To put these valuations into context, Raytheon could trade on 18.5 times its FCF in 2022. That's a very favorable valuation considering that most observers, including Raytheon's CEO Greg Hayes, are not expecting a return to 2019 levels of air traffic until 2023. In other words, Collins Aerospace and Pratt & Whitney should continue to grow strongly at least until 2023 when air traffic, hopefully, makes a complete recovery to 2019 levels.

The point about the potential growth opportunity for the commercial businesses is well illustrated by management's adjusted operating profit guidance for 2021. Raytheon's management outlined its estimates for growth from the second to fourth quarters in 2021 compared to the same period in 2020. The idea is that investors can compare growth from the period after the COVID-19 pandemic spread globally.

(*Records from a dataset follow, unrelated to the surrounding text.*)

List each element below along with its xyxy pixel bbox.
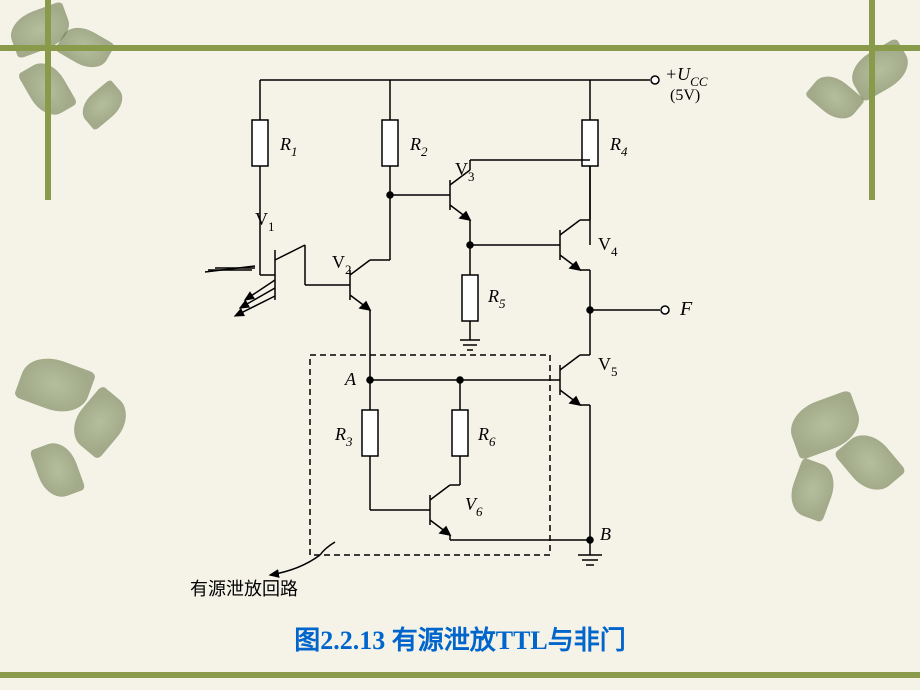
decoration-leaf (784, 457, 840, 522)
svg-text:R4: R4 (609, 134, 628, 159)
svg-text:R3: R3 (334, 424, 353, 449)
svg-text:R1: R1 (279, 134, 298, 159)
node-a: A (344, 369, 357, 389)
output-label: F (679, 298, 693, 320)
decoration-border (869, 0, 875, 200)
supply-voltage: (5V) (670, 87, 700, 104)
decoration-leaf (29, 437, 85, 502)
figure-title: 图2.2.13 有源泄放TTL与非门 (0, 620, 920, 657)
svg-text:R2: R2 (409, 134, 428, 159)
svg-text:V5: V5 (598, 354, 618, 379)
decoration-border (0, 672, 920, 678)
circuit-svg: +UCC (5V) R1 R2 R4 V3 (160, 50, 760, 600)
svg-text:V2: V2 (332, 252, 352, 277)
svg-text:+UCC: +UCC (665, 64, 708, 89)
svg-text:V6: V6 (465, 494, 483, 519)
discharge-label: 有源泄放回路 (190, 575, 298, 601)
svg-text:V1: V1 (255, 209, 275, 234)
svg-text:V4: V4 (598, 234, 618, 259)
svg-text:R6: R6 (477, 424, 496, 449)
decoration-border (45, 0, 51, 200)
supply-plus: + (665, 64, 677, 84)
node-b: B (600, 524, 611, 544)
circuit-diagram: +UCC (5V) R1 R2 R4 V3 (160, 50, 760, 600)
svg-text:V3: V3 (455, 159, 475, 184)
svg-text:R5: R5 (487, 286, 506, 311)
decoration-leaf (76, 79, 130, 131)
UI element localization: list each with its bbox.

Based on management's guidance, Collins Aerospace and Pratt & Whitney are set to grow strongly. Granted, much of this is because of very easy comparisons and the rate of growth will slow in the future, but investors can still look forward to a multi-year expansion in the two commercial aerospace businesses.

Raytheon Technologies forecasts.

Data source: Raytheon Technologies presentations. Data in millions of U.S. dollars.

Moreover, it's important to remember that commercial aerospace businesses are very attractive in their own right. For example, Collins Aerospace's aftermarket revenue has an opportunity to grow for many years to come, while Pratt & Whitney's geared turbofan engine on the Airbus A320 NEO has many years of aftermarket revenue to come as the engines are flown more.

An air passenger.

Image source: Getty Images.

A stock to buy

On the company's recent earnings call Hayes said that FCF is "going to continue to grow over the next several years back to that $8 billion to $9 billion that we had forecast" at the time of the merger. If he's right, then it could be a great time to get long-term exposure to the stock. 

All told, if you believe there will be a successful vaccine rollout and travel restrictions will be gradually lifted, then Raytheon is an interesting option to buy. It's going to take time for a full recovery to take place, but when it does the company will be very well placed to take advantage.